B. Counts 1 and 2 Are Not Duplicitous
Pamatmat asserts that Counts 1 and 2 should be dismissed because they improperly allege multiple conspiracies and are, therefore, impermissibly duplicitous. This argument is without merit.
The Sixth Circuit has explained that:
An indictment is duplicitous if it joins in a single count two or more distinct and separate offenses. The vice of duplicity is that a jury may find a defendant guilty on the count without having reached a unanimous verdict on the commission of any particular offense. By collapsing separate offenses into a single count, duplicitous indictments prevent the jury from convicting on one offense and acquitting on another. Therefore, duplicitous indictments implicate the protections of the Sixth Amendment guarantee of jury unanimity.
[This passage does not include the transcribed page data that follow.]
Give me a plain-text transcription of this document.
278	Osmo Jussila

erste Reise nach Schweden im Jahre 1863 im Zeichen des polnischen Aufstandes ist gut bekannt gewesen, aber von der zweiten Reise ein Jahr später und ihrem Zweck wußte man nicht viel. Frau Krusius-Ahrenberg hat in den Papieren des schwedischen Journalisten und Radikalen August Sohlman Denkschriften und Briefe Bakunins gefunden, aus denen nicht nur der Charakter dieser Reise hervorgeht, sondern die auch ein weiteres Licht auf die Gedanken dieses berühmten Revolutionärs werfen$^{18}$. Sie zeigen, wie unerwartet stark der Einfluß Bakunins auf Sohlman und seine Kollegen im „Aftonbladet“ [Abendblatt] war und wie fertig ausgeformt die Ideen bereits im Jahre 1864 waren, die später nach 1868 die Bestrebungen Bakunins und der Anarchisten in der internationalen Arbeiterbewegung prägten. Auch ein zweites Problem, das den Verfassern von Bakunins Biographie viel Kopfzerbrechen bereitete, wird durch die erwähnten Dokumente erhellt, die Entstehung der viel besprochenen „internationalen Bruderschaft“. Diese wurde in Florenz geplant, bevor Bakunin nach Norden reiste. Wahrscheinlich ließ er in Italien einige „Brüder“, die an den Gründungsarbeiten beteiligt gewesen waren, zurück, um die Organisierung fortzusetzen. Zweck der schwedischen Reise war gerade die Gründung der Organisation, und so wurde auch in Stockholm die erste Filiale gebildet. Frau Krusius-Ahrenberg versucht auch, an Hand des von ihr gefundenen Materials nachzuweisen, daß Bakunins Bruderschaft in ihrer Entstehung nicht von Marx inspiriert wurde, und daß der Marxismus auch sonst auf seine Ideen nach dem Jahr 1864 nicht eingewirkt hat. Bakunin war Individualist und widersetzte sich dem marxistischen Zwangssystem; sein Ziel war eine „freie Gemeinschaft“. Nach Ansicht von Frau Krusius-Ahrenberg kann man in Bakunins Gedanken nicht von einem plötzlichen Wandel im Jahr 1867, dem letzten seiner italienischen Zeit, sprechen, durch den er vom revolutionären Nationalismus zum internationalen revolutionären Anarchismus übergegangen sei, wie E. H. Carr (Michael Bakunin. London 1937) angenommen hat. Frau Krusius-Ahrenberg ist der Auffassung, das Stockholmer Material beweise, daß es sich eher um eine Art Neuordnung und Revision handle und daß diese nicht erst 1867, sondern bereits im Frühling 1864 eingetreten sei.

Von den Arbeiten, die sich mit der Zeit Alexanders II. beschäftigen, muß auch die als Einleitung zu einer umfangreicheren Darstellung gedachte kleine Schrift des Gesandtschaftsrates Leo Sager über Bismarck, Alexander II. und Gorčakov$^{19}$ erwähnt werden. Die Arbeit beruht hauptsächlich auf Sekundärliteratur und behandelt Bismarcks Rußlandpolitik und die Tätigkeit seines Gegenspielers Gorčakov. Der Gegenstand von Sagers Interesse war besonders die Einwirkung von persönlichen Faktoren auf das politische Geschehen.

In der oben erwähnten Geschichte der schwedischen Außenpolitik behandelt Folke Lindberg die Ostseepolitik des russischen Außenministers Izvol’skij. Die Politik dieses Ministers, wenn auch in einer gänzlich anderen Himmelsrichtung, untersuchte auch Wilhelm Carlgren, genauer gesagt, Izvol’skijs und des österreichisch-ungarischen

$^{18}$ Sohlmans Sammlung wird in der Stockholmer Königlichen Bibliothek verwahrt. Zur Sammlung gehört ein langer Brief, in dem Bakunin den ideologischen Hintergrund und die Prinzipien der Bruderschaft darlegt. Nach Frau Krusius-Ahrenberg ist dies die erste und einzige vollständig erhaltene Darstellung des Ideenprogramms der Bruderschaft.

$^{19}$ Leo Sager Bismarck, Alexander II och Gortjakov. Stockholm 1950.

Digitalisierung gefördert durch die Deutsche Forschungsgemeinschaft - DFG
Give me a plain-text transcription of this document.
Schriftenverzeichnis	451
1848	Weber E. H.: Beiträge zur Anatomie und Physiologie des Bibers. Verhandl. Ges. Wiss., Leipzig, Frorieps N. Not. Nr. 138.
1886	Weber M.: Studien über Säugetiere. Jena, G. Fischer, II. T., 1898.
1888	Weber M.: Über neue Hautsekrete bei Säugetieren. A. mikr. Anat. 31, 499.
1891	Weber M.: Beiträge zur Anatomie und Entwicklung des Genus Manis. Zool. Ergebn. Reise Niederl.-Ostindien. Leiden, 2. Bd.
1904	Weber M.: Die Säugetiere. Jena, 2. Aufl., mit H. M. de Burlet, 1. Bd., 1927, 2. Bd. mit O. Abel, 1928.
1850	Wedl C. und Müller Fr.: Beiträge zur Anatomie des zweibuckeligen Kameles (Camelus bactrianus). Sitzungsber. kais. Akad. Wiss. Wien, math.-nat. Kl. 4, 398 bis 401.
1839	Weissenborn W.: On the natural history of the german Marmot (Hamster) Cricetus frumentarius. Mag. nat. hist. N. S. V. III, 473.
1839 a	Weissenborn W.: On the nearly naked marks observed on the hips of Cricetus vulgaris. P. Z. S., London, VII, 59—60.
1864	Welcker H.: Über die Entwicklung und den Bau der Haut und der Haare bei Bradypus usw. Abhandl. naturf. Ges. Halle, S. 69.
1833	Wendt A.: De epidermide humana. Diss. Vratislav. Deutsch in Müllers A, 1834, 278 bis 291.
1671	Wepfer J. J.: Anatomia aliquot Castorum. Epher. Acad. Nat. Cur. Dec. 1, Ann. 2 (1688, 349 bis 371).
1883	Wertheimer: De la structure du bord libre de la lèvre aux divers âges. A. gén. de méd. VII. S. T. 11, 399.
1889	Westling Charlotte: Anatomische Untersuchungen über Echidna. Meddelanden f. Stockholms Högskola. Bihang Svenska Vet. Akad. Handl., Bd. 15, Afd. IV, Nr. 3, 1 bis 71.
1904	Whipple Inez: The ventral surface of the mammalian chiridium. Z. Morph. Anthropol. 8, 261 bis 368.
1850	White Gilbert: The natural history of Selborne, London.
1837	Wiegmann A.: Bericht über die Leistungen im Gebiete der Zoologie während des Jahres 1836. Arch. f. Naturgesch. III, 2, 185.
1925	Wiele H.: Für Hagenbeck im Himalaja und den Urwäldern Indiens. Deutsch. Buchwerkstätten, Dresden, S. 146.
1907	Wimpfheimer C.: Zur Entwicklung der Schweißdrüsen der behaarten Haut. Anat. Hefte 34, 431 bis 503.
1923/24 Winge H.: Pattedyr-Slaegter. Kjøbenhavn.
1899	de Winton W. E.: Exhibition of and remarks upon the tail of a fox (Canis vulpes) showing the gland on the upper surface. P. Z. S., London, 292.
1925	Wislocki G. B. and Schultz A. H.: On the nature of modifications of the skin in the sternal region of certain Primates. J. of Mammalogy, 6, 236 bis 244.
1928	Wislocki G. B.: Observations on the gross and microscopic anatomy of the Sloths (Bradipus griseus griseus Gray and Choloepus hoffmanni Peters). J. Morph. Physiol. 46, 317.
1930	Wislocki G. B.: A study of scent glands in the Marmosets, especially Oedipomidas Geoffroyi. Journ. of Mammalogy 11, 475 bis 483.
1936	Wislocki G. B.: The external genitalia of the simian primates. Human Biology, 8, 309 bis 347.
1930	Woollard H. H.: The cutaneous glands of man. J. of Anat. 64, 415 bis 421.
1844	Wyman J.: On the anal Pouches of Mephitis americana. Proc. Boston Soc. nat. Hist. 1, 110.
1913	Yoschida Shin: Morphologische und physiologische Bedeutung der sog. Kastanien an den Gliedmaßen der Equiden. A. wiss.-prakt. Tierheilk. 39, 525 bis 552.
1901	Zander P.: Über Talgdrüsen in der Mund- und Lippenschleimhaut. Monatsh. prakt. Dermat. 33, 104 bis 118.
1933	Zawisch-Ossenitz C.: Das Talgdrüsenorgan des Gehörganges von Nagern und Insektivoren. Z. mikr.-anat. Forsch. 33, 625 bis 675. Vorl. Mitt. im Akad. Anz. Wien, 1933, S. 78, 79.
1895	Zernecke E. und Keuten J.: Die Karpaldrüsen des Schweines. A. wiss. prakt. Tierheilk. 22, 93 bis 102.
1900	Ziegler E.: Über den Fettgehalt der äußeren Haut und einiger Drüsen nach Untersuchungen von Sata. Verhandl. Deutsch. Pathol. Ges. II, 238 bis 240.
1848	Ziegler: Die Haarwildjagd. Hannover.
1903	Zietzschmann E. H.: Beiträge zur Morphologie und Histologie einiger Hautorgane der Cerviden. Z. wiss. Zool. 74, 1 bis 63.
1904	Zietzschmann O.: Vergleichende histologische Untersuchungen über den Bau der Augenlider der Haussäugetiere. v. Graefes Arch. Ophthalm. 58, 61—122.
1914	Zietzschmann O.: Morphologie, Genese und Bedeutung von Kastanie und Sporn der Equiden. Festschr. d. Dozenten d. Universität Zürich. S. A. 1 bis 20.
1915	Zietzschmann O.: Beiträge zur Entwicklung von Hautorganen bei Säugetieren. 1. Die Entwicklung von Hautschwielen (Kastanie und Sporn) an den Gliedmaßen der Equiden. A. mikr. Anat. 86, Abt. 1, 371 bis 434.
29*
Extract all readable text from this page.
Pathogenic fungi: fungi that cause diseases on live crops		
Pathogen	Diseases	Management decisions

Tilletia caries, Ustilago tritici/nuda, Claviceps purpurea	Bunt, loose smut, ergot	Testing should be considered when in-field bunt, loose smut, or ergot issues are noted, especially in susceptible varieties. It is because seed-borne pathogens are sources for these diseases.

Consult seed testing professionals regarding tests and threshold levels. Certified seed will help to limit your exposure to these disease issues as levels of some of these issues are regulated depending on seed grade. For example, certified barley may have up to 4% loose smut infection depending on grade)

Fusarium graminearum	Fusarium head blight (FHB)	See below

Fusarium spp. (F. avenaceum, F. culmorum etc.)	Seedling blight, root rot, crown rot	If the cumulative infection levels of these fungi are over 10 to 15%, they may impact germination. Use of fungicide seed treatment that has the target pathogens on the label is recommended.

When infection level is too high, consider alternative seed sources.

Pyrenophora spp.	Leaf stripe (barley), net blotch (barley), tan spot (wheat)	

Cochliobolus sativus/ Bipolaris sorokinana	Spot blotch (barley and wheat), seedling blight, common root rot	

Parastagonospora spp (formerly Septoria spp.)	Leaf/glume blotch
United States v. Cambell, 279 F.3d 392, 398 (6th Cir. 2002) (internal quotation marks and citations omitted).
The indictment does not allege multiple conspiracies within the same count. Rather, Count 1 alleges one conspiracy in violation of 21 U.S.C. §§ 841(a)(1), 846, and Count 2 alleges a separate conspiracy in violation of 18 U.S.C. §§ 1347, 1349. Pamatmat appears to being arguing that Count 1 charges multiple conspiracies because it alleges a conspiracy to distribute and possess with intent to distribute multiple controlled substances. (Dkt. # 853, Pg. ID 3693-94.) But “[a] single conspiracy may have as its objective the distribution of two different drugs without rendering it duplicitous.” Campbell, 279 F.3d at 398 (emphasis and citation omitted).
IT IS ORDERED that Defendant Adelfo Pamatmat’s Motion to Dismiss Counts One and Two of Second Superseding Indictment (Dkt. # 853) is DENIED.